Sherwin McCARTHY, appellant, v. CITY OF NEW YORK, et al., respondents, et al., defendants.
In an action to recover damages for personal injuries and injury to property, the plaintiff appeals from an order of the Supreme Court, Kings County (Velasquez, J.), dated May 17, 2012, which granted the motion of the defendants City of New York and New York City Department of Buildings for summary judgment dismissing the complaint insofar as asserted against them.
ORDERED that the order is affirmed, with costs.
The plaintiff allegedly was injured, and sustained damage to his property, when a wall on the property line between his property and the adjoining property fell onto his property and struck him. The plaintiff previously had reported the allegedly defective condition of the wall to the defendants City of New York and New York City Department of Buildings (hereinafter together the City defendants). An inspector for the City defendants visited the site and inspected the wall, and, finding that the wall did not pose a hazard, took no action. After the plaintiff commenced this action against the City defendants, among others, the City defendants moved for summary judgment dismissing the complaint insofar as asserted against them. The Supreme Court granted the City defendants' motion.

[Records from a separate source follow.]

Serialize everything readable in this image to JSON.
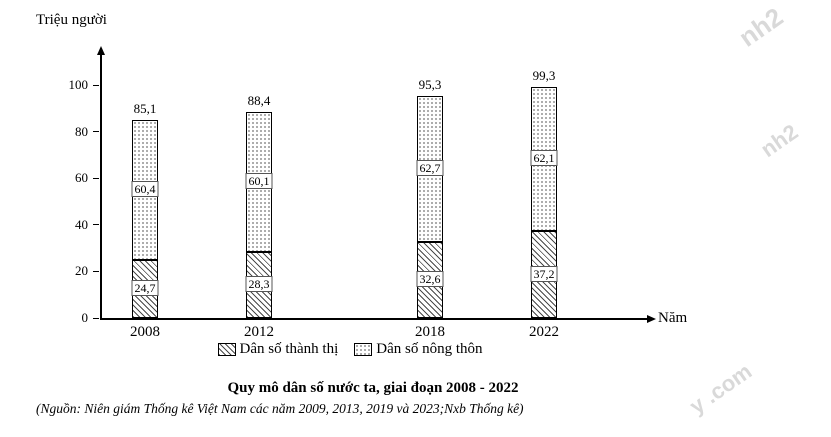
{
  "watermarks": [
    "nh2",
    "nh2",
    "y .com"
  ],
  "chart_data": {
    "type": "bar",
    "stacked": true,
    "title": "Quy mô dân số nước ta, giai đoạn 2008 - 2022",
    "source": "(Nguồn: Niên giám Thống kê Việt Nam các năm 2009, 2013, 2019 và 2023;Nxb Thống kê)",
    "ylabel": "Triệu người",
    "xlabel": "Năm",
    "categories": [
      "2008",
      "2012",
      "2018",
      "2022"
    ],
    "series": [
      {
        "name": "Dân số thành thị",
        "pattern": "diagonal-hatch",
        "values": [
          24.7,
          28.3,
          32.6,
          37.2
        ],
        "value_labels": [
          "24,7",
          "28,3",
          "32,6",
          "37,2"
        ]
      },
      {
        "name": "Dân số nông thôn",
        "pattern": "dots",
        "values": [
          60.4,
          60.1,
          62.7,
          62.1
        ],
        "value_labels": [
          "60,4",
          "60,1",
          "62,7",
          "62,1"
        ]
      }
    ],
    "totals": [
      85.1,
      88.4,
      95.3,
      99.3
    ],
    "total_labels": [
      "85,1",
      "88,4",
      "95,3",
      "99,3"
    ],
    "yticks": [
      0,
      20,
      40,
      60,
      80,
      100
    ],
    "ylim": [
      0,
      110
    ],
    "grid": false,
    "legend_position": "bottom"
  }
}
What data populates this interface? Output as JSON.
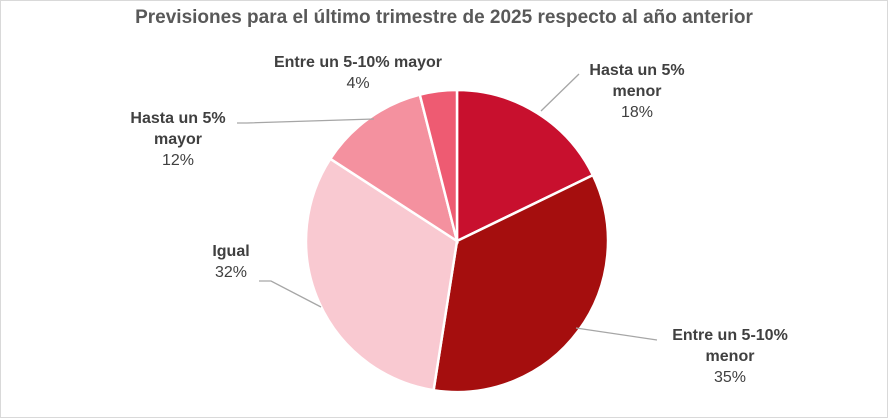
{
  "chart_data": {
    "type": "pie",
    "title": "Previsiones para el último trimestre de 2025 respecto al año anterior",
    "slices": [
      {
        "name": "Hasta un 5% menor",
        "name_lines": [
          "Hasta un 5%",
          "menor"
        ],
        "value": 18,
        "value_label": "18%",
        "color": "#c8102e"
      },
      {
        "name": "Entre un 5-10% menor",
        "name_lines": [
          "Entre un 5-10%",
          "menor"
        ],
        "value": 35,
        "value_label": "35%",
        "color": "#a50e0e"
      },
      {
        "name": "Igual",
        "name_lines": [
          "Igual"
        ],
        "value": 32,
        "value_label": "32%",
        "color": "#f9c9d1"
      },
      {
        "name": "Hasta un 5% mayor",
        "name_lines": [
          "Hasta un 5%",
          "mayor"
        ],
        "value": 12,
        "value_label": "12%",
        "color": "#f4919f"
      },
      {
        "name": "Entre un 5-10% mayor",
        "name_lines": [
          "Entre un 5-10% mayor"
        ],
        "value": 4,
        "value_label": "4%",
        "color": "#ee5b72"
      }
    ],
    "start_angle_deg": 0,
    "direction": "clockwise",
    "legend": "none",
    "leader_line_color": "#a6a6a6"
  }
}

“ ‘[G]overnment action, if discretionary, may not be a basis for liability, while ministerial actions may be, but only if they violate a special duty owed to the plaintiff, apart from any duty to the public in general’ “ (Valdez v. City of New York, 18 NY3d 69, 76–77, quoting McLean v. City of New York, 12 NY3d 194, 203). A plaintiff must first establish the existence of a special duty owed to it by the municipality before it becomes necessary to address whether the municipality can rely upon the defense of governmental immunity (see Flagstar Bank, FSB v. State of New York, 114 AD3d 138, 143; see also Metz v. State of New York, 20 NY3d 175, 179; Valdez v. City of New York, 18 NY3d at 80). If it is determined that the municipality owes no special duty of care to the plaintiff, then the municipality has not breached a duty of care, and it is unnecessary to determine whether the defense of sovereign immunity applies, or whether the specific act of the public official is classified as discretionary or ministerial (see Flagstar Bank, FSB v. State of New York, 114 AD3d at 143). “A ‘special duty’ is ‘a duty to exercise reasonable care toward the plaintiff,’ and is ‘born of a special relationship between the plaintiff and the governmental entity’ “ (id., quoting Pelaez v. Seide, 2 NY3d 186, 189, 198–199; see McLean v. City of New York, 12 NY3d at 199). “ ‘A special relationship can be formed in three ways: (1) when the municipality violates a statutory duty enacted for the benefit of a particular class of persons; (2) when it voluntarily assumes a duty that generates justifiable reliance by the person who benefits from the duty; or (3) when the municipality assumes positive direction and control in the face of a known, blatant and dangerous safety violation’ “ (Flagstar Bank, FSB v. State of New York, 114 AD3d at 143, quoting Pelaez v. Seide, 2 NY3d at 199–200; see McLean v. City of New York, 12 NY3d at 199).
Here, in support of their motion, the City defendants established, prima facie, that they did not owe a special duty to the plaintiff based on their actions, inter alia, in having an inspector inspect the wall, and that therefore they had not breached any special duty. Among other things, under the particular circumstances of this case, the City defendants established, prima facie, that they did not voluntarily assume a duty which generated justifiable reliance on the part of the plaintiff. In opposition to the City defendants' prima facie showing of entitlement to judgment as a matter of law, the plaintiff failed to raise a triable issue of fact (see Alvarez v. Prospect, Hosp., 68 N.Y.2d 320, 324). Accordingly, the Supreme Court properly granted the City defendants' motion for summary judgment dismissing the complaint insofar as asserted against them.